I agree with Fastback, I have the same type issue w/my 73 you need to fix the problem not just the result of the problem I have no patience though and I am going to order a new dash harness from y-one I want to drive my car not work on it on the side of the road. Does anyone have any experience w/there new harnesses?
 
I agree with Fastback, I have the same type issue w/my 73 you need to fix the problem not just the result of the problem I have no patience though and I am going to order a new dash harness from y-one I want to drive my car not work on it on the side of the road. Does anyone have any experience w/there new harnesses?

I suggested fixing a problem that took 40 years to develop. then make a minor change to keep it from happening again. I am glad I can fix it on the side of the road.
 
I suggested fixing a problem that took 40 years to develop. then make a minor change to keep it from happening again. I am glad I can fix it on the side of the road.

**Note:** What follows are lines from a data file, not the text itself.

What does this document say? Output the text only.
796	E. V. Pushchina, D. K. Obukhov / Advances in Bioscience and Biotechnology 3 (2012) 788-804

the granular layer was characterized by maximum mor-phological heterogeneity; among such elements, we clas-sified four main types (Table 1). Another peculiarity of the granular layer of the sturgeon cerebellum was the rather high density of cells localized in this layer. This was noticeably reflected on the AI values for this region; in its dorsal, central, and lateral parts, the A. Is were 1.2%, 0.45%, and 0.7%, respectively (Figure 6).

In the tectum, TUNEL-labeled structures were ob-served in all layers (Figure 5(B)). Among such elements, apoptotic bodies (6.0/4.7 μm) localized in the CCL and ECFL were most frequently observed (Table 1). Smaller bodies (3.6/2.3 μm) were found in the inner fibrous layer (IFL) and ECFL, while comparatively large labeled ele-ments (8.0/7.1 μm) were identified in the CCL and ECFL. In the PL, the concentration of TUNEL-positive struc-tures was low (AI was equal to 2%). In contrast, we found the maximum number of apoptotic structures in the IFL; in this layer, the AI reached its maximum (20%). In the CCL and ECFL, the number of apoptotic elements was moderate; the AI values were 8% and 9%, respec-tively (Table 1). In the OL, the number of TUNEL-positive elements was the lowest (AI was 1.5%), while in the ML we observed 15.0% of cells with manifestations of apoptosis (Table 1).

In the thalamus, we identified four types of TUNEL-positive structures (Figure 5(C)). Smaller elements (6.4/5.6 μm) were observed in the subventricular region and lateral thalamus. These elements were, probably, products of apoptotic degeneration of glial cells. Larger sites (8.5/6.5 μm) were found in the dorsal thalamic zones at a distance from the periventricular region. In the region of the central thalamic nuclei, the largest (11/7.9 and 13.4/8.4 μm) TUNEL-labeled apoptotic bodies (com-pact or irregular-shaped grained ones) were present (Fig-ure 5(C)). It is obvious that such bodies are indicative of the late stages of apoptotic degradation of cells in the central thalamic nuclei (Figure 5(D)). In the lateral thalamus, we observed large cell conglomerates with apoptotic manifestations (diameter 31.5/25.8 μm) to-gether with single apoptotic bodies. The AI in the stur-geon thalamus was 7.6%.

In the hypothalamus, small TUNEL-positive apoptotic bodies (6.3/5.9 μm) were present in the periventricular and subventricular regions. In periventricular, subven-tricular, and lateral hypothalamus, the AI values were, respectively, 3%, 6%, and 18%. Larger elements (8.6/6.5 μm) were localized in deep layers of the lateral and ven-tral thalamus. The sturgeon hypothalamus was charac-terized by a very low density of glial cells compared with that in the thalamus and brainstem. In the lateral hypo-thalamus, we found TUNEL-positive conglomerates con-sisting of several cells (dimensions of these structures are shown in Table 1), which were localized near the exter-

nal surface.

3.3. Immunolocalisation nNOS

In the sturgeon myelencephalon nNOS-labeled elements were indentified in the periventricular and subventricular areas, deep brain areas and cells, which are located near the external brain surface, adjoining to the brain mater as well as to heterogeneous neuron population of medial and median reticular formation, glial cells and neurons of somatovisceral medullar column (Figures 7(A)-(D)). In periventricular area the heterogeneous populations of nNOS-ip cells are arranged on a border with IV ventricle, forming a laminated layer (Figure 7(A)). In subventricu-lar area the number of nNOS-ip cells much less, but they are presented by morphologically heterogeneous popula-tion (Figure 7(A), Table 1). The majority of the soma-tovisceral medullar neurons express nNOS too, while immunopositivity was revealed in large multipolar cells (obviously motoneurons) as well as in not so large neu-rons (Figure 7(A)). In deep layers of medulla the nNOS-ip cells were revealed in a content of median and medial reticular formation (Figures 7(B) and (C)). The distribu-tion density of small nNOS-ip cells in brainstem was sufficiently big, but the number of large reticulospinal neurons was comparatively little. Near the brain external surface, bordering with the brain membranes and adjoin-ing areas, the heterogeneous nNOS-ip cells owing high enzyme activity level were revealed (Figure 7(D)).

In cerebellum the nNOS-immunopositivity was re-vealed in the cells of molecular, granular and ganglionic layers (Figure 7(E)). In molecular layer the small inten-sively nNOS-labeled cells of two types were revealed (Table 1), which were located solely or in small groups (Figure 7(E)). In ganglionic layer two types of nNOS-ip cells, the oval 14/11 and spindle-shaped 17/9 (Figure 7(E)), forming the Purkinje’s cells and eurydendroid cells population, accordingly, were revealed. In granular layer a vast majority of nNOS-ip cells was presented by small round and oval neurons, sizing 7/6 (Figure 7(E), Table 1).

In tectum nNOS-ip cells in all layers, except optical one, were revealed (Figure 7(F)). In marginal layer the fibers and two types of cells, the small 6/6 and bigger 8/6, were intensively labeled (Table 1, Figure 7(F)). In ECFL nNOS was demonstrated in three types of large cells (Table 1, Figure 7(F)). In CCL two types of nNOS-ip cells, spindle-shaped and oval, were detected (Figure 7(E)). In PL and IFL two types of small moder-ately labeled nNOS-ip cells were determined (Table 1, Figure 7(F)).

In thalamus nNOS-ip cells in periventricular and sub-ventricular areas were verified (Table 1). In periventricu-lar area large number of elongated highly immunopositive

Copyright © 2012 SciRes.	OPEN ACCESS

Sorry Redfish, I wasn't trying to credit your suggestion to someone else, I was simply adding to the subject as for working on the side of the road I admire your abilities but I would just rather work on my vehicle at my liesure - No insults were intended if that is where you were going!:eek:ops:
 
Nah It's all good. I wasn't offended at all. I haven't researched YearOnes replacement harnesses, but I suspect they are nearly identical to OEM. That wouldn't prevent this same failure from happening again someday.